Coastguard and drug enforcement officers seized three containers full of the amphetamines, the financial crimes unit (SDOE) said on Friday. The operation involved 20 officers and landed 5.25 tonnes of the drug – 33 million Captagon pills – found in the containers shipped from Syria.
Destined for China
The head of the Drug Enforcement Division of the Business Directorate of the Athenian Labor Organization, Loukas Daneas, noted that “there was information from the American Drug Enforcement (DEA) about the existence of containers at the port of Piraeus, which had come from Syria and had a final destination in China.
Pill of the Jihadists
Captagon, the trademark name for the synthetic stimulant fenethylline, was first produced in the 1960s to treat hyperactivity, narcolepsy and depression, but was banned in most countries by the 1980s as too addictive. It remains hugely popular in the Middle East; Saudi Arabia alone seizes some 55m tablets a year, perhaps 10% of the total thought to be smuggled into the kingdom.

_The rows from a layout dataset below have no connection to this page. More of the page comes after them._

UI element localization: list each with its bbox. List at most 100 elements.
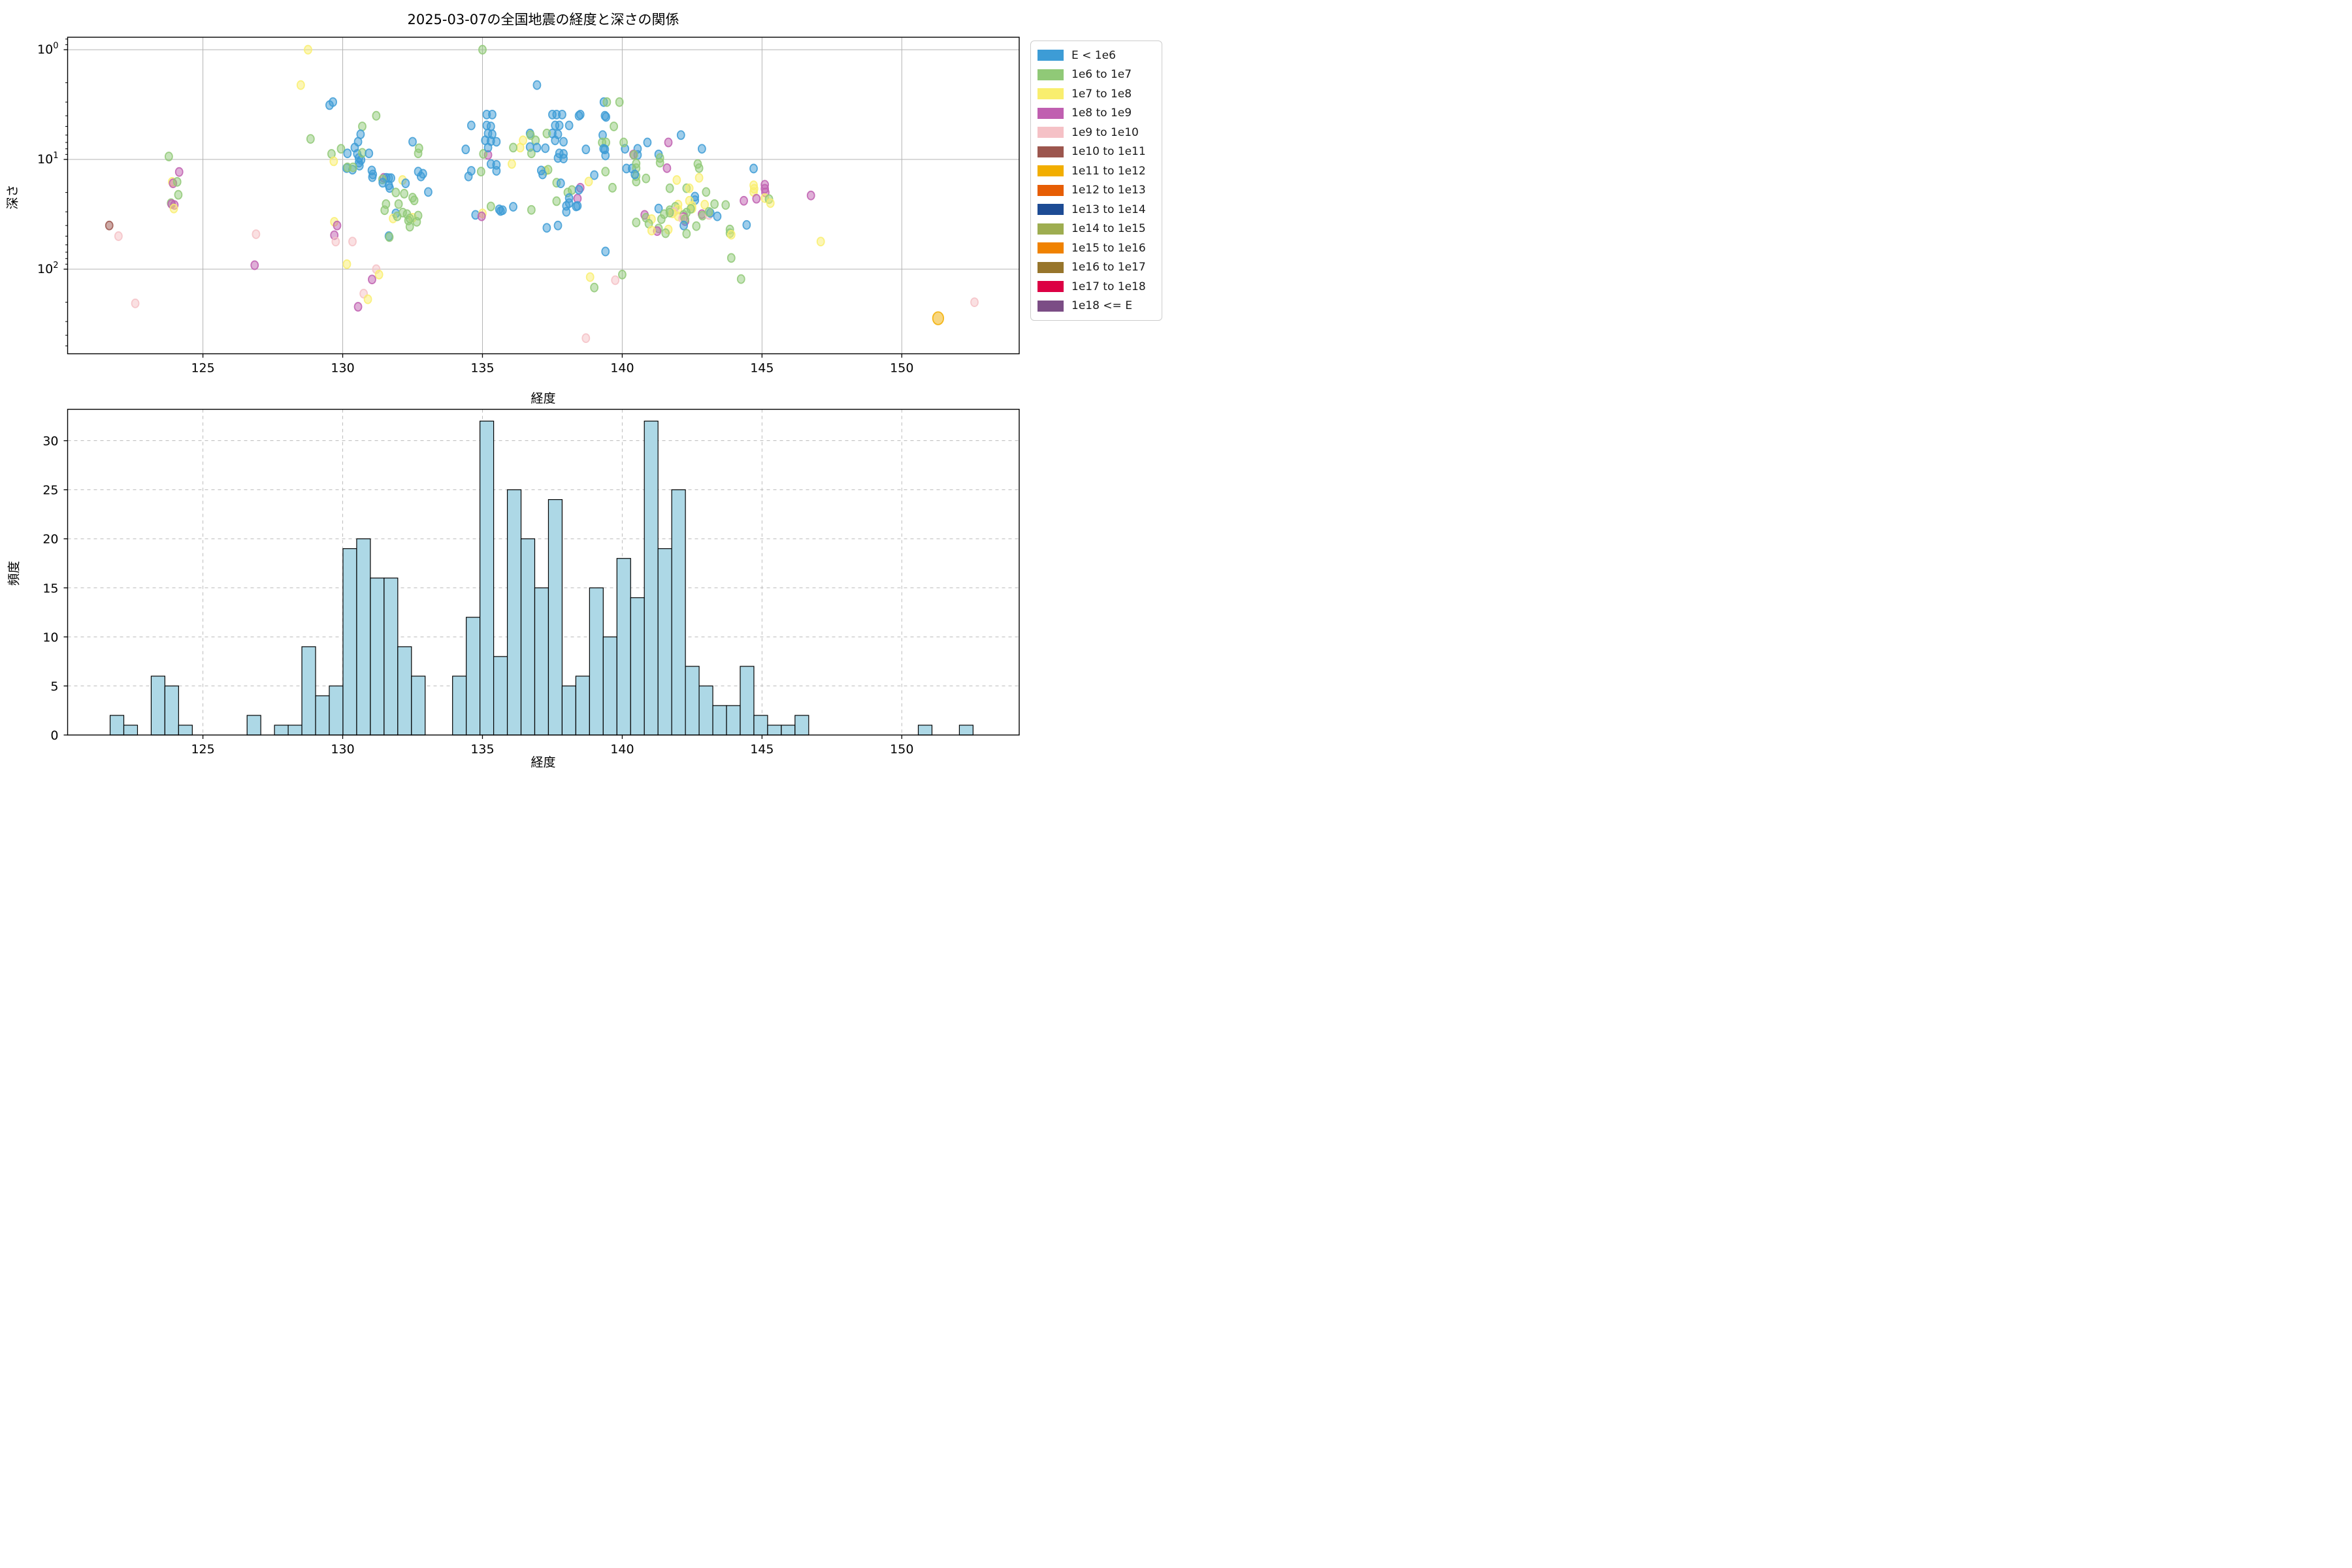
- scatter-point: [721, 200, 730, 210]
- legend-item: 1e17 to 1e18: [1031, 277, 1162, 297]
- histogram-bar: [480, 420, 495, 736]
- hist-ytick-label: 0: [50, 728, 58, 743]
- histogram-y-axis-label: 頻度: [7, 561, 22, 586]
- scatter-point: [552, 196, 561, 206]
- scatter-point: [556, 178, 565, 188]
- scatter-point: [697, 144, 706, 154]
- histogram-bar: [534, 587, 549, 736]
- scatter-point: [365, 148, 374, 159]
- scatter-point: [329, 156, 338, 167]
- scatter-point: [466, 166, 476, 176]
- scatter-xtick-label: 130: [331, 361, 354, 376]
- legend-swatch: [1037, 184, 1064, 196]
- hist-ytick-label: 10: [42, 630, 58, 645]
- hist-xtick-label: 150: [890, 742, 913, 757]
- scatter-point: [532, 80, 542, 90]
- scatter-point: [331, 237, 340, 247]
- legend-swatch: [1037, 204, 1064, 216]
- scatter-point: [414, 143, 423, 154]
- scatter-point: [400, 189, 409, 199]
- legend-item: 1e11 to 1e12: [1031, 161, 1162, 181]
- scatter-plot: 100 101 102 125 130 135 140 145 150: [37, 37, 1020, 376]
- scatter-point: [333, 220, 342, 231]
- legend-item: 1e9 to 1e10: [1031, 123, 1162, 142]
- scatter-point: [532, 142, 542, 153]
- scatter-point: [477, 211, 486, 221]
- scatter-point: [618, 269, 627, 280]
- scatter-point: [581, 144, 591, 155]
- scatter-point: [590, 170, 599, 180]
- scatter-point: [584, 176, 593, 187]
- scatter-point: [749, 163, 758, 174]
- scatter-point: [630, 169, 640, 180]
- histogram-bar: [958, 725, 974, 736]
- legend-swatch: [1037, 223, 1064, 235]
- scatter-point: [408, 137, 417, 147]
- scatter-point: [394, 199, 403, 209]
- legend-item: 1e6 to 1e7: [1031, 65, 1162, 85]
- scatter-point: [581, 333, 591, 343]
- hist-ytick-label: 25: [42, 483, 58, 498]
- scatter-point: [602, 112, 610, 122]
- scatter-point: [642, 173, 651, 184]
- scatter-point: [611, 275, 620, 286]
- legend-item: 1e12 to 1e13: [1031, 181, 1162, 201]
- scatter-point: [665, 183, 674, 193]
- scatter-point: [348, 237, 357, 247]
- scatter-xtick-label: 145: [750, 361, 774, 376]
- scatter-point: [172, 176, 182, 187]
- scatter-point: [492, 166, 501, 176]
- figure: 2025-03-07の全国地震の経度と深さの関係 100 101 102 125 130…: [0, 0, 1176, 784]
- legend-swatch: [1037, 300, 1064, 312]
- scatter-point: [486, 201, 495, 212]
- scatter-xtick-label: 125: [191, 361, 214, 376]
- scatter-point: [655, 157, 664, 168]
- legend: E < 1e6 1e6 to 1e7 1e7 to 1e8 1e8 to 1e9 1e9…: [1030, 41, 1162, 321]
- hist-ytick-label: 5: [50, 679, 58, 694]
- scatter-point: [252, 229, 261, 239]
- scatter-point: [558, 109, 566, 120]
- scatter-point: [343, 148, 352, 159]
- scatter-point: [306, 134, 315, 144]
- scatter-point: [700, 199, 710, 210]
- scatter-point: [742, 220, 751, 230]
- scatter-x-axis-label: 経度: [531, 391, 556, 406]
- histogram-bar: [740, 666, 755, 736]
- scatter-point: [374, 269, 384, 280]
- scatter-point: [559, 154, 568, 163]
- scatter-point: [806, 190, 815, 201]
- hist-xtick-label: 130: [331, 742, 354, 757]
- scatter-point: [672, 175, 681, 185]
- scatter-point: [174, 189, 183, 200]
- legend-swatch: [1037, 146, 1064, 157]
- legend-item: 1e16 to 1e17: [1031, 258, 1162, 278]
- histogram-bar: [466, 617, 481, 736]
- scatter-point: [401, 178, 410, 188]
- hist-xtick-label: 140: [610, 742, 634, 757]
- legend-swatch: [1037, 261, 1064, 273]
- histogram-bar: [589, 587, 604, 736]
- scatter-point: [250, 260, 259, 270]
- scatter-point: [466, 120, 476, 131]
- scatter-point: [483, 142, 493, 153]
- scatter-point: [336, 144, 346, 154]
- histogram-bar: [644, 420, 659, 736]
- histogram-bar: [520, 538, 536, 736]
- scatter-point: [541, 143, 550, 154]
- histogram-bar: [109, 715, 125, 736]
- scatter-point: [574, 185, 583, 195]
- histogram-bar: [753, 715, 768, 736]
- scatter-point: [657, 214, 666, 224]
- hist-ytick-label: 15: [42, 581, 58, 596]
- scatter-point: [174, 167, 184, 177]
- scatter-point: [164, 152, 173, 161]
- scatter-point: [385, 183, 394, 193]
- histogram-bar: [602, 636, 617, 736]
- legend-swatch: [1037, 127, 1064, 139]
- scatter-point: [527, 204, 536, 215]
- legend-label: 1e17 to 1e18: [1071, 280, 1146, 293]
- legend-swatch: [1037, 50, 1064, 61]
- legend-label: 1e8 to 1e9: [1071, 106, 1132, 120]
- scatter-point: [372, 110, 381, 121]
- legend-swatch: [1037, 69, 1064, 80]
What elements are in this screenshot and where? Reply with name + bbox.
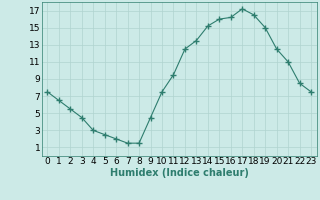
X-axis label: Humidex (Indice chaleur): Humidex (Indice chaleur) [110, 168, 249, 178]
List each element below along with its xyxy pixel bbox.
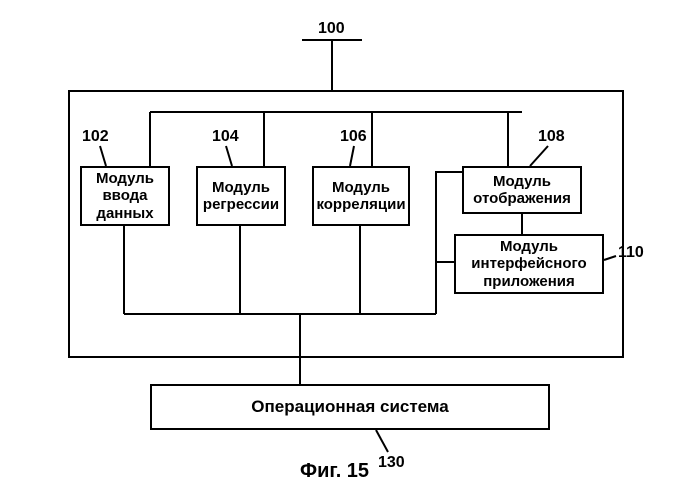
- ref-110: 110: [618, 244, 644, 262]
- module-display-label: Модульотображения: [473, 173, 571, 208]
- module-display: Модульотображения: [462, 166, 582, 214]
- operating-system-label: Операционная система: [251, 397, 448, 417]
- ref-102: 102: [82, 128, 109, 146]
- diagram-canvas: Модульвводаданных Модульрегрессии Модуль…: [0, 0, 678, 500]
- ref-104: 104: [212, 128, 239, 146]
- module-interface-label: Модульинтерфейсногоприложения: [471, 238, 586, 290]
- ref-108: 108: [538, 128, 565, 146]
- module-data-input: Модульвводаданных: [80, 166, 170, 226]
- ref-130: 130: [378, 454, 405, 472]
- operating-system-box: Операционная система: [150, 384, 550, 430]
- module-correlation: Модулькорреляции: [312, 166, 410, 226]
- figure-caption: Фиг. 15: [300, 460, 369, 483]
- module-interface: Модульинтерфейсногоприложения: [454, 234, 604, 294]
- ref-100: 100: [318, 20, 345, 38]
- module-data-input-label: Модульвводаданных: [96, 170, 154, 222]
- module-regression-label: Модульрегрессии: [203, 179, 279, 214]
- module-correlation-label: Модулькорреляции: [316, 179, 405, 214]
- ref-106: 106: [340, 128, 367, 146]
- module-regression: Модульрегрессии: [196, 166, 286, 226]
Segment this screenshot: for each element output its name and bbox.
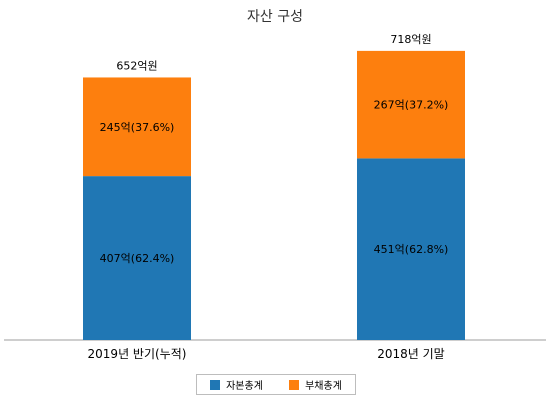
bar-equity-0	[83, 176, 191, 340]
total-label-0: 652억원	[116, 59, 157, 72]
data-label-liabilities-1: 267억(37.2%)	[374, 99, 449, 112]
legend-item-liabilities[interactable]: 부채총계	[289, 377, 342, 392]
category-label-1: 2018년 기말	[377, 347, 444, 361]
data-label-liabilities-0: 245억(37.6%)	[100, 121, 175, 134]
legend-swatch-equity	[210, 379, 221, 390]
legend-label-liabilities: 부채총계	[305, 381, 342, 392]
data-label-equity-0: 407억(62.4%)	[100, 252, 175, 265]
bar-liabilities-1	[357, 50, 465, 159]
legend-swatch-liabilities	[289, 379, 300, 390]
total-label-1: 718억원	[390, 33, 431, 46]
legend-item-equity[interactable]: 자본총계	[210, 377, 263, 392]
data-label-equity-1: 451억(62.8%)	[374, 243, 449, 256]
bar-equity-1	[357, 158, 465, 340]
bar-liabilities-0	[83, 77, 191, 177]
chart-title: 자산 구성	[247, 9, 303, 25]
legend-label-equity: 자본총계	[226, 381, 263, 392]
legend: 자본총계 부채총계	[196, 374, 356, 395]
category-label-0: 2019년 반기(누적)	[88, 347, 187, 361]
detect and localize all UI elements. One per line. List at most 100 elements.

“There was no fear anymore after I took Captagon.”Jihadi describing effect of Captagon
Separate investigations by the news agency Reuters and Time magazine have found that the growing trade in Syrian-made Captagon – an amphetamine widely consumed in the Middle East but almost unknown elsewhere – generated revenues of millions of dollars inside the country last year, some of which was almost certainly used to fund weapons, while combatants on both sides are reportedly turning to the stimulant to help them keep fighting.
The drug is cheap and simple to produce, using ingredients that are easy and often legal to obtain, yet sells for up to $20 a tablet.